I found two issues, and fixing them brought the time from 3.1ms per frame down to 0.4ms per frame.
1.)
It locks and unlocks the vertex buffer lots of times per frame. Currently, it does:
Code: Select all
lock,fill,unlock,render,lock,fill,unlock,render,..
It can be changed to do:
Code: Select all
lock,fill,fill,fill,unlock,render,render,render
This requires another vector that stores the texture and vertex offset/size for the draw call. This made a modest improvement.
2.)
In one case, it was swapping textures 32 times per frame. This was due to a very simple problem: Images of alpha 0 were still being rendered. In particular, this means that a series of StaticImages will be broken up with invisible TL frames, chopping and changing the texture.

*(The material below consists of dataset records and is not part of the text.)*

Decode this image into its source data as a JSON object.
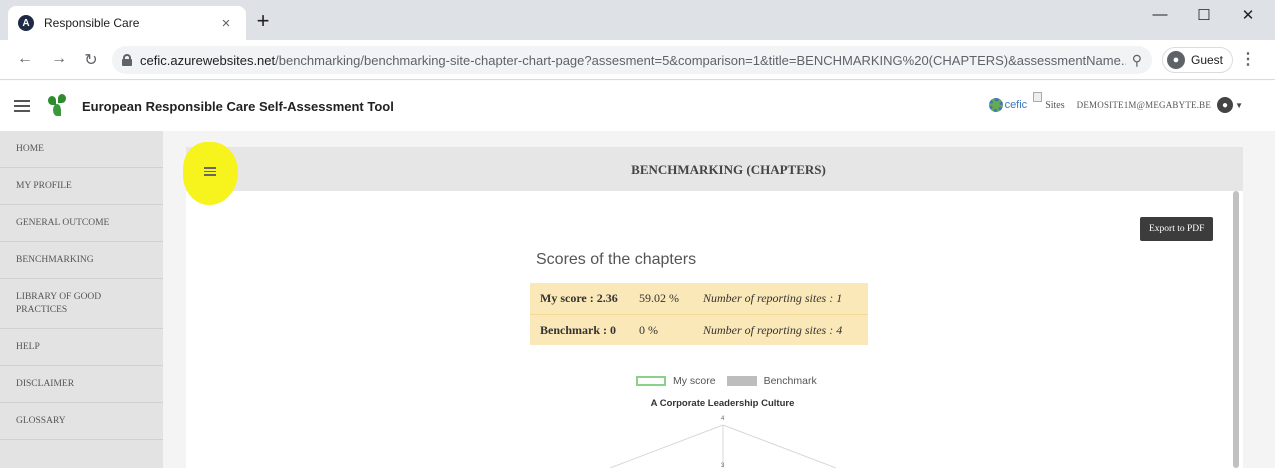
{
  "browser": {
    "tab_title": "Responsible Care",
    "tab_close": "×",
    "new_tab": "+",
    "url_host": "cefic.azurewebsites.net",
    "url_path": "/benchmarking/benchmarking-site-chapter-chart-page?assesment=5&comparison=1&title=BENCHMARKING%20(CHAPTERS)&assessmentName...",
    "profile_label": "Guest",
    "icons": [
      "back-icon",
      "forward-icon",
      "reload-icon",
      "lock-icon",
      "zoom-icon",
      "guest-avatar-icon",
      "menu-kebab-icon"
    ]
  },
  "header": {
    "app_title": "European Responsible Care Self-Assessment Tool",
    "cefic_label": "cefic",
    "sites_label": "Sites",
    "user_email": "DEMOSITE1M@MEGABYTE.BE"
  },
  "sidebar": {
    "items": [
      {
        "label": "HOME"
      },
      {
        "label": "MY PROFILE"
      },
      {
        "label": "GENERAL OUTCOME"
      },
      {
        "label": "BENCHMARKING"
      },
      {
        "label": "LIBRARY OF GOOD PRACTICES"
      },
      {
        "label": "HELP"
      },
      {
        "label": "DISCLAIMER"
      },
      {
        "label": "GLOSSARY"
      }
    ]
  },
  "main": {
    "card_title": "BENCHMARKING (CHAPTERS)",
    "export_label": "Export to PDF",
    "chart_title": "Scores of the chapters",
    "scores": [
      {
        "label": "My score : 2.36",
        "percent": "59.02 %",
        "sites": "Number of reporting sites : 1"
      },
      {
        "label": "Benchmark : 0",
        "percent": "0 %",
        "sites": "Number of reporting sites : 4"
      }
    ]
  },
  "chart_data": {
    "type": "radar",
    "axis_label": "A Corporate Leadership Culture",
    "tick_labels": [
      "4",
      "3"
    ],
    "series": [
      {
        "name": "My score"
      },
      {
        "name": "Benchmark"
      }
    ],
    "colors": {
      "my_score_border": "#8bd08b",
      "benchmark_fill": "#bdbdbd",
      "highlight": "#f6f31d"
    }
  }
}
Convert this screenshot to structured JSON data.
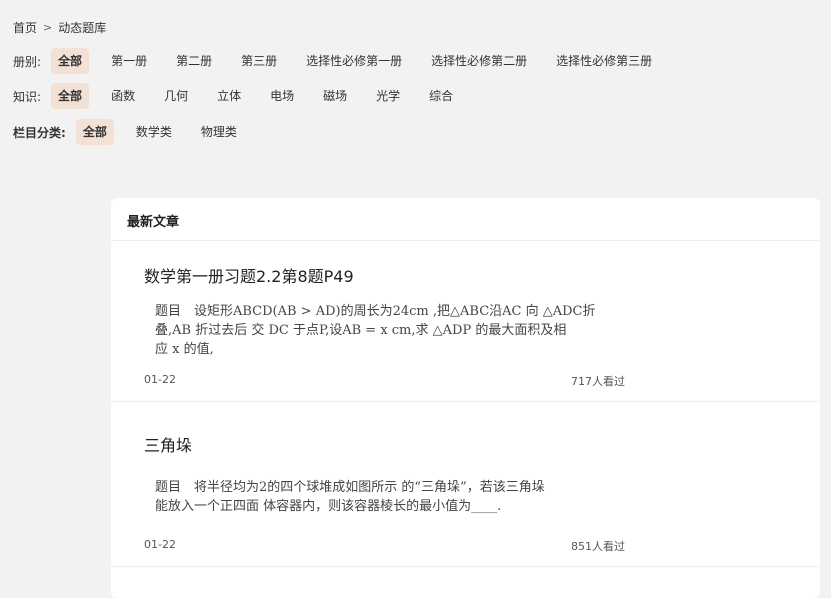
{
  "breadcrumb": {
    "home": "首页",
    "separator": ">",
    "current": "动态题库"
  },
  "filters": [
    {
      "label": "册别:",
      "options": [
        "全部",
        "第一册",
        "第二册",
        "第三册",
        "选择性必修第一册",
        "选择性必修第二册",
        "选择性必修第三册"
      ],
      "active": "全部"
    },
    {
      "label": "知识:",
      "options": [
        "全部",
        "函数",
        "几何",
        "立体",
        "电场",
        "磁场",
        "光学",
        "综合"
      ],
      "active": "全部"
    },
    {
      "label": "栏目分类:",
      "options": [
        "全部",
        "数学类",
        "物理类"
      ],
      "active": "全部"
    }
  ],
  "panel": {
    "title": "最新文章",
    "articles": [
      {
        "title": "数学第一册习题2.2第8题P49",
        "body_lines": [
          "题目　设矩形ABCD(AB > AD)的周长为24cm ,把△ABC沿AC 向 △ADC折",
          "叠,AB 折过去后 交 DC 于点P,设AB = x cm,求 △ADP 的最大面积及相",
          "应 x 的值,"
        ],
        "date": "01-22",
        "views": "717人看过"
      },
      {
        "title": "三角垛",
        "body_lines": [
          "题目　将半径均为2的四个球堆成如图所示 的“三角垛”，若该三角垛",
          "能放入一个正四面 体容器内，则该容器棱长的最小值为____."
        ],
        "date": "01-22",
        "views": "851人看过"
      }
    ]
  },
  "colors": {
    "background": "#f2f2f2",
    "active_chip": "#f3e1d6",
    "panel": "#ffffff"
  }
}
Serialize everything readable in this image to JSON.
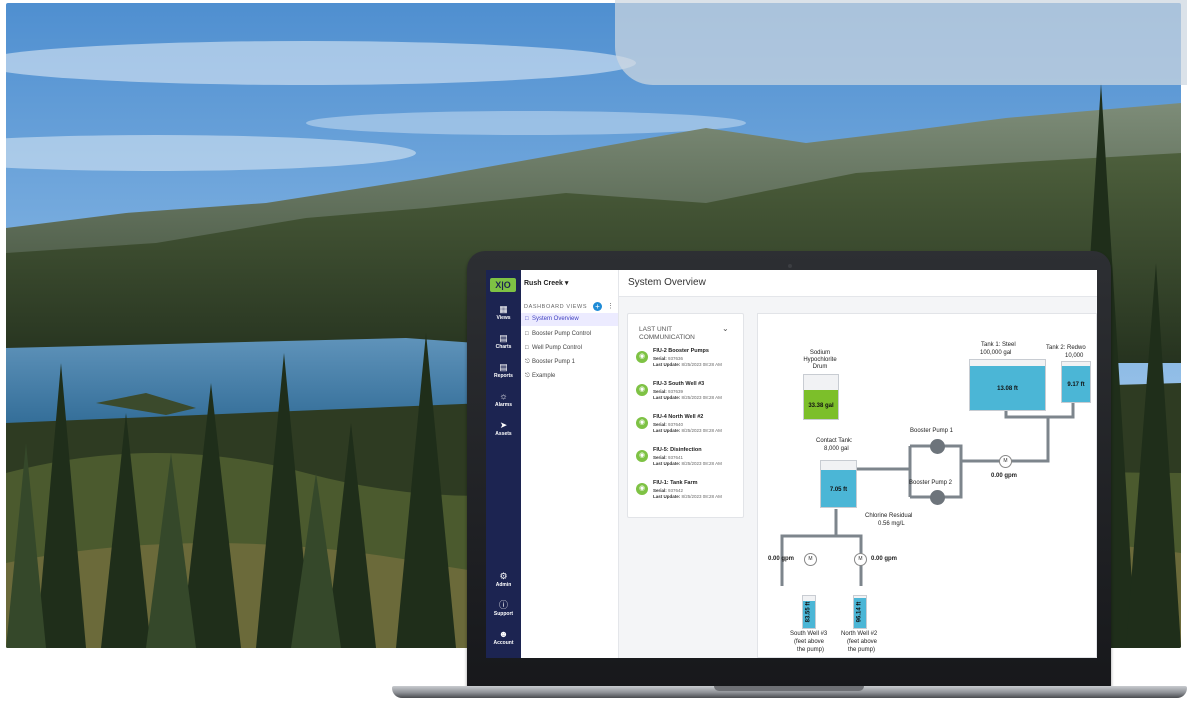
{
  "app": {
    "site": "Rush Creek",
    "page_title": "System Overview"
  },
  "nav": [
    {
      "label": "Views",
      "icon": "views-icon"
    },
    {
      "label": "Charts",
      "icon": "charts-icon"
    },
    {
      "label": "Reports",
      "icon": "reports-icon"
    },
    {
      "label": "Alarms",
      "icon": "alarms-icon"
    },
    {
      "label": "Assets",
      "icon": "assets-icon"
    },
    {
      "label": "Admin",
      "icon": "admin-icon"
    },
    {
      "label": "Support",
      "icon": "support-icon"
    },
    {
      "label": "Account",
      "icon": "account-icon"
    }
  ],
  "sidebar": {
    "section_title": "DASHBOARD VIEWS",
    "items": [
      {
        "label": "System Overview",
        "active": true
      },
      {
        "label": "Booster Pump Control"
      },
      {
        "label": "Well Pump Control"
      },
      {
        "label": "Booster Pump 1"
      },
      {
        "label": "Example"
      }
    ]
  },
  "communication": {
    "title": "LAST UNIT COMMUNICATION",
    "serial_label": "Serial:",
    "update_label": "Last Update:",
    "units": [
      {
        "name": "FIU-2 Booster Pumps",
        "serial": "937636",
        "update": "8/25/2023 08:28 AM"
      },
      {
        "name": "FIU-3 South Well #3",
        "serial": "937639",
        "update": "8/25/2023 08:28 AM"
      },
      {
        "name": "FIU-4 North Well #2",
        "serial": "937640",
        "update": "8/25/2023 08:28 AM"
      },
      {
        "name": "FIU-5: Disinfection",
        "serial": "937641",
        "update": "8/25/2023 08:28 AM"
      },
      {
        "name": "FIU-1: Tank Farm",
        "serial": "937642",
        "update": "8/25/2023 08:28 AM"
      }
    ]
  },
  "diagram": {
    "drum": {
      "label": "Sodium Hypochlorite Drum",
      "value": "33.38 gal",
      "level": 0.62
    },
    "tank_steel": {
      "label": "Tank 1: Steel",
      "capacity": "100,000 gal",
      "value": "13.08 ft",
      "level": 0.85
    },
    "tank_redwood": {
      "label": "Tank 2: Redwo",
      "capacity": "10,000",
      "value": "9.17 ft",
      "level": 0.85
    },
    "contact_tank": {
      "label": "Contact Tank:",
      "capacity": "8,000 gal",
      "value": "7.05 ft",
      "level": 0.78
    },
    "pump1": "Booster Pump 1",
    "pump2": "Booster Pump 2",
    "meter_main": "0.00 gpm",
    "chlorine": {
      "label": "Chlorine Residual",
      "value": "0.56 mg/L"
    },
    "meter_south": "0.00 gpm",
    "meter_north": "0.00 gpm",
    "meter_symbol": "M",
    "south_well": {
      "label": "South Well #3",
      "sub1": "(feet above",
      "sub2": "the pump)",
      "value": "83.55 ft",
      "level": 0.8
    },
    "north_well": {
      "label": "North Well #2",
      "sub1": "(feet above",
      "sub2": "the pump)",
      "value": "96.14 ft",
      "level": 0.88
    }
  },
  "colors": {
    "rail": "#1c2451",
    "accent": "#7ec244",
    "water": "#4bb6d6",
    "chem": "#7cbf2a"
  }
}
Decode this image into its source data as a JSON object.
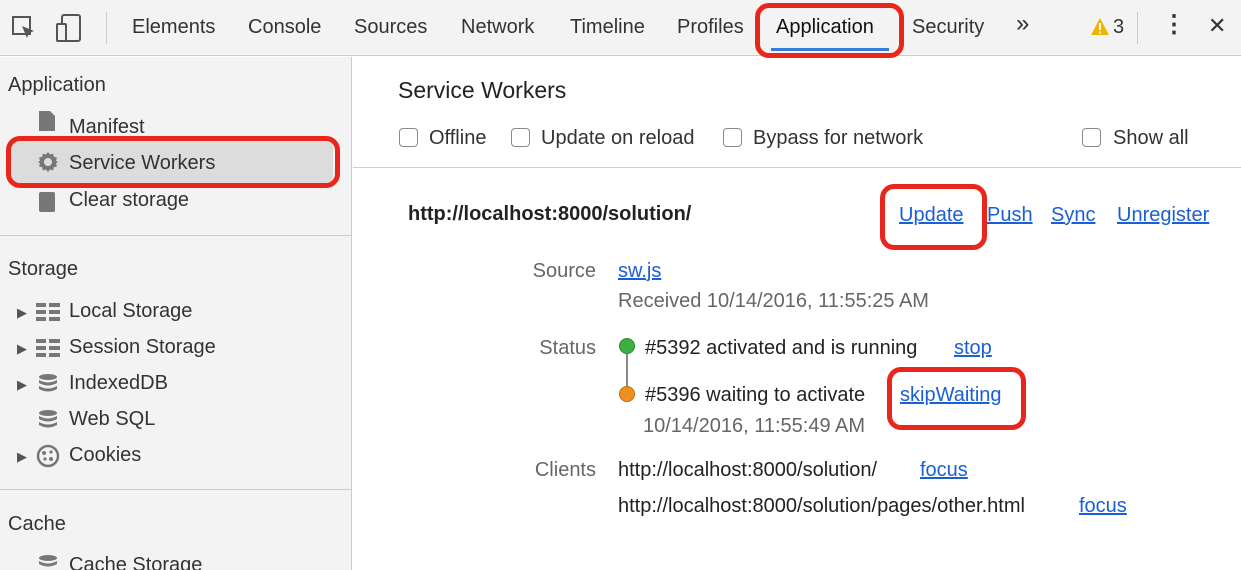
{
  "toolbar": {
    "tabs": [
      {
        "label": "Elements"
      },
      {
        "label": "Console"
      },
      {
        "label": "Sources"
      },
      {
        "label": "Network"
      },
      {
        "label": "Timeline"
      },
      {
        "label": "Profiles"
      },
      {
        "label": "Application"
      },
      {
        "label": "Security"
      }
    ],
    "overflow_label": "»",
    "warning_count": "3",
    "menu_label": "⋮",
    "close_label": "✕"
  },
  "sidebar": {
    "application_heading": "Application",
    "application_items": [
      {
        "label": "Manifest",
        "icon": "file-icon"
      },
      {
        "label": "Service Workers",
        "icon": "gear-icon"
      },
      {
        "label": "Clear storage",
        "icon": "database-icon"
      }
    ],
    "storage_heading": "Storage",
    "storage_items": [
      {
        "label": "Local Storage",
        "icon": "grid-icon"
      },
      {
        "label": "Session Storage",
        "icon": "grid-icon"
      },
      {
        "label": "IndexedDB",
        "icon": "database-icon"
      },
      {
        "label": "Web SQL",
        "icon": "database-icon"
      },
      {
        "label": "Cookies",
        "icon": "cookie-icon"
      }
    ],
    "cache_heading": "Cache",
    "cache_items": [
      {
        "label": "Cache Storage",
        "icon": "database-icon"
      }
    ]
  },
  "main": {
    "title": "Service Workers",
    "options": {
      "offline": "Offline",
      "update_on_reload": "Update on reload",
      "bypass_for_network": "Bypass for network",
      "show_all": "Show all"
    },
    "worker": {
      "scope": "http://localhost:8000/solution/",
      "actions": {
        "update": "Update",
        "push": "Push",
        "sync": "Sync",
        "unregister": "Unregister"
      },
      "source_label": "Source",
      "source_file": "sw.js",
      "received": "Received 10/14/2016, 11:55:25 AM",
      "status_label": "Status",
      "status_running": "#5392 activated and is running",
      "stop_label": "stop",
      "status_waiting": "#5396 waiting to activate",
      "skip_waiting_label": "skipWaiting",
      "waiting_time": "10/14/2016, 11:55:49 AM",
      "clients_label": "Clients",
      "clients": [
        {
          "url": "http://localhost:8000/solution/",
          "action": "focus"
        },
        {
          "url": "http://localhost:8000/solution/pages/other.html",
          "action": "focus"
        }
      ]
    }
  },
  "colors": {
    "annotation": "#e8261c",
    "link": "#1a5fd6",
    "running_dot": "#3cb043",
    "waiting_dot": "#f0901e",
    "warning": "#f0b400"
  }
}
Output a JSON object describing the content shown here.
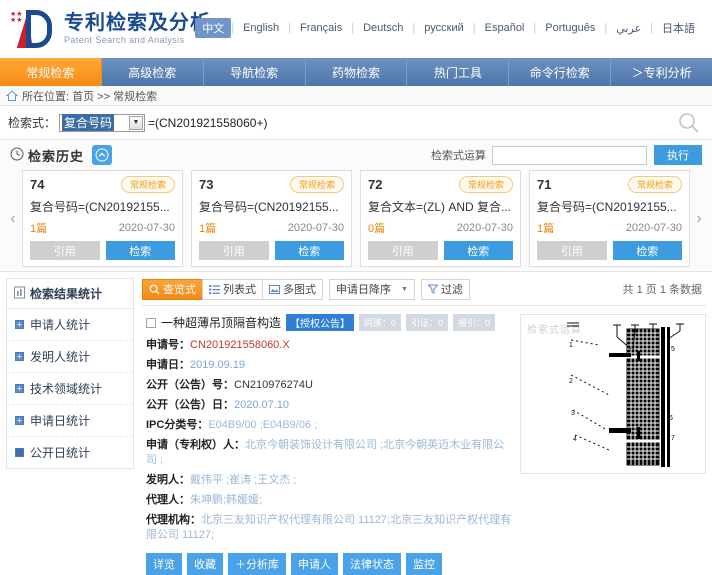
{
  "header": {
    "logo_title": "专利检索及分析",
    "logo_sub": "Patent Search and Analysis",
    "languages": [
      {
        "label": "中文",
        "active": true
      },
      {
        "label": "English",
        "active": false
      },
      {
        "label": "Français",
        "active": false
      },
      {
        "label": "Deutsch",
        "active": false
      },
      {
        "label": "русский",
        "active": false
      },
      {
        "label": "Español",
        "active": false
      },
      {
        "label": "Português",
        "active": false
      },
      {
        "label": "عربي",
        "active": false
      },
      {
        "label": "日本語",
        "active": false
      }
    ]
  },
  "nav": {
    "items": [
      {
        "label": "常规检索",
        "active": true
      },
      {
        "label": "高级检索",
        "active": false
      },
      {
        "label": "导航检索",
        "active": false
      },
      {
        "label": "药物检索",
        "active": false
      },
      {
        "label": "热门工具",
        "active": false
      },
      {
        "label": "命令行检索",
        "active": false
      },
      {
        "label": "＞专利分析",
        "active": false
      }
    ]
  },
  "breadcrumb": {
    "prefix": "所在位置:",
    "items": [
      "首页",
      "常规检索"
    ],
    "separator": ">>",
    "text": "所在位置: 首页 >> 常规检索"
  },
  "searchbar": {
    "label": "检索式：",
    "field_selected": "复合号码",
    "expression": "=(CN201921558060+)",
    "search_icon": "search-icon"
  },
  "history": {
    "title": "检索历史",
    "clock_icon": "clock-icon",
    "collapse_icon": "chevron-up-icon",
    "operator_label": "检索式运算",
    "operator_value": "",
    "exec_label": "执行",
    "prev_icon": "chevron-left-icon",
    "next_icon": "chevron-right-icon",
    "cards": [
      {
        "no": "74",
        "tag": "常规检索",
        "expr": "复合号码=(CN20192155...",
        "count": "1篇",
        "date": "2020-07-30",
        "btn_cite": "引用",
        "btn_search": "检索"
      },
      {
        "no": "73",
        "tag": "常规检索",
        "expr": "复合号码=(CN20192155...",
        "count": "1篇",
        "date": "2020-07-30",
        "btn_cite": "引用",
        "btn_search": "检索"
      },
      {
        "no": "72",
        "tag": "常规检索",
        "expr": "复合文本=(ZL) AND 复合...",
        "count": "0篇",
        "date": "2020-07-30",
        "btn_cite": "引用",
        "btn_search": "检索"
      },
      {
        "no": "71",
        "tag": "常规检索",
        "expr": "复合号码=(CN20192155...",
        "count": "1篇",
        "date": "2020-07-30",
        "btn_cite": "引用",
        "btn_search": "检索"
      }
    ]
  },
  "sidebar": {
    "title": "检索结果统计",
    "title_icon": "chart-icon",
    "items": [
      {
        "label": "申请人统计",
        "icon": "plus-box-icon",
        "expanded": false
      },
      {
        "label": "发明人统计",
        "icon": "plus-box-icon",
        "expanded": false
      },
      {
        "label": "技术领域统计",
        "icon": "plus-box-icon",
        "expanded": false
      },
      {
        "label": "申请日统计",
        "icon": "plus-box-icon",
        "expanded": false
      },
      {
        "label": "公开日统计",
        "icon": "solid-box-icon",
        "expanded": false
      }
    ]
  },
  "toolbar": {
    "view_modes": [
      {
        "label": "查览式",
        "icon": "magnifier-icon",
        "active": true
      },
      {
        "label": "列表式",
        "icon": "list-icon",
        "active": false
      },
      {
        "label": "多图式",
        "icon": "image-grid-icon",
        "active": false
      }
    ],
    "sort_value": "申请日降序",
    "sort_caret_icon": "chevron-down-icon",
    "filter_label": "过滤",
    "filter_icon": "funnel-icon",
    "count_text": "共 1 页 1 条数据"
  },
  "result": {
    "checkbox_checked": false,
    "title": "一种超薄吊顶隔音构造",
    "status_badge": "【授权公告】",
    "badges": [
      {
        "label": "同族：0"
      },
      {
        "label": "引证：0"
      },
      {
        "label": "被引：0"
      }
    ],
    "fields": [
      {
        "key": "申请号：",
        "value": "CN201921558060.X",
        "style": "red"
      },
      {
        "key": "申请日：",
        "value": "2019.09.19",
        "style": "blue"
      },
      {
        "key": "公开（公告）号：",
        "value": "CN210976274U",
        "style": "plain"
      },
      {
        "key": "公开（公告）日：",
        "value": "2020.07.10",
        "style": "blue"
      },
      {
        "key": "IPC分类号：",
        "value": "E04B9/00 ;E04B9/06 ;",
        "style": "lblue"
      },
      {
        "key": "申请（专利权）人：",
        "value": "北京今朝装饰设计有限公司 ;北京今朝英迈木业有限公司 ;",
        "style": "lblue"
      },
      {
        "key": "发明人：",
        "value": "戴伟平 ;崔涛 ;王文杰 ;",
        "style": "lblue"
      },
      {
        "key": "代理人：",
        "value": "朱坤鹏;韩媛媛;",
        "style": "lblue"
      },
      {
        "key": "代理机构：",
        "value": "北京三友知识产权代理有限公司 11127;北京三友知识产权代理有限公司 11127;",
        "style": "lblue"
      }
    ],
    "actions": [
      "详览",
      "收藏",
      "＋分析库",
      "申请人",
      "法律状态",
      "监控"
    ],
    "thumbnail_watermark": "检索式运算",
    "thumbnail_alt": "patent-drawing"
  },
  "colors": {
    "nav_active": "#f58b16",
    "brand_blue": "#1b4b8f",
    "accent_blue": "#3d9be0",
    "tag_orange": "#f39c12"
  }
}
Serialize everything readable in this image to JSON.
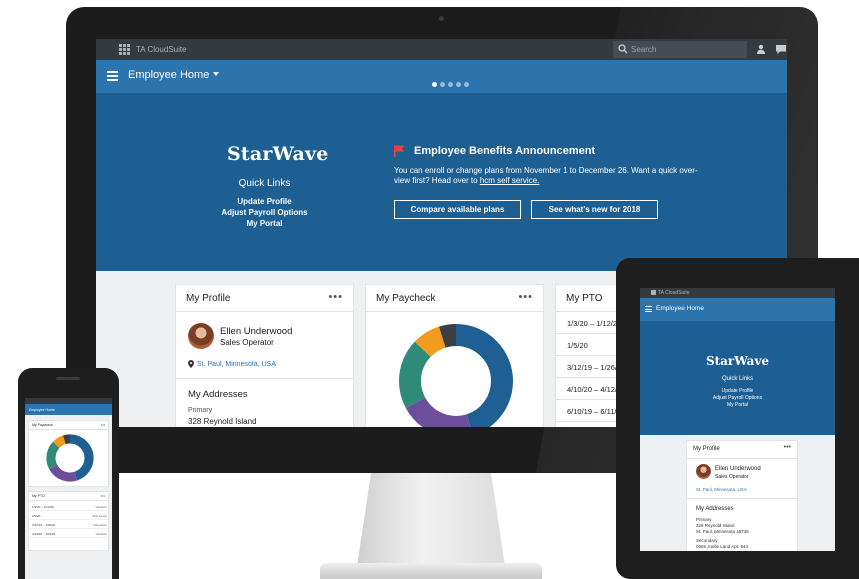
{
  "app": {
    "brand": "TA CloudSuite",
    "search_placeholder": "Search",
    "nav_title": "Employee Home"
  },
  "hero": {
    "logo": "StarWave",
    "quick_links_title": "Quick Links",
    "quick_links": [
      "Update Profile",
      "Adjust Payroll Options",
      "My Portal"
    ],
    "announcement_title": "Employee Benefits Announcement",
    "announcement_text": "You can enroll or change plans from November 1 to December 26. Want a quick over-view first? Head over to ",
    "announcement_link": "hcm self service.",
    "buttons": [
      "Compare available plans",
      "See what's new for 2018"
    ]
  },
  "profile": {
    "title": "My Profile",
    "more": "•••",
    "name": "Ellen Underwood",
    "role": "Sales Operator",
    "location": "St. Paul, Minnesota, USA",
    "addresses_title": "My Addresses",
    "primary_label": "Primary",
    "primary_address": "328 Reynold Island",
    "primary_city": "St. Paul, Minnesota 45745",
    "secondary_label": "Secondary",
    "secondary_address": "0665 Joelle Land Apt. 844"
  },
  "paycheck": {
    "title": "My Paycheck",
    "more": "•••",
    "segments": [
      {
        "value": 45,
        "color": "#1f5f93"
      },
      {
        "value": 22,
        "color": "#6d4e9b"
      },
      {
        "value": 20,
        "color": "#2f8a77"
      },
      {
        "value": 8,
        "color": "#f39b1c"
      },
      {
        "value": 5,
        "color": "#3b3f44"
      }
    ]
  },
  "pto": {
    "title": "My PTO",
    "more": "•••",
    "rows": [
      {
        "dates": "1/3/20 – 1/12/20",
        "type": "Vacation"
      },
      {
        "dates": "1/5/20",
        "type": "Sick Leave"
      },
      {
        "dates": "3/12/19 – 1/26/20",
        "type": "Education"
      },
      {
        "dates": "4/10/20 – 4/12/20",
        "type": "Vacation"
      },
      {
        "dates": "6/10/19 – 6/11/19",
        "type": "Vacation"
      }
    ]
  },
  "phone": {
    "pto_rows": [
      {
        "dates": "1/3/20 – 1/12/20",
        "type": "Vacation"
      },
      {
        "dates": "1/5/20",
        "type": "Sick Leave"
      },
      {
        "dates": "3/12/19 – 1/26/20",
        "type": "Education"
      },
      {
        "dates": "4/10/20 – 4/12/20",
        "type": "Vacation"
      }
    ]
  }
}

This is trivial to fix by early outing from the addQuad function.
Code: Select all
if (0.0f == colours.d_top_left.getAlpha() &&
0.0f == colours.d_top_right.getAlpha() &&
0.0f == colours.d_bottom_left.getAlpha() &&
0.0f == colours.d_bottom_right.getAlpha())
{
return;
}
When it comes to a patch, I'm open to suggestions. I can get a fresh copy and apply 1 or both these changes to it, to make a clean patch. Or I can do a multi-patch that has all 4 changes. Or I can do a patch on top of the previous rotation patch. Or lastly, I can sit back and do nothing.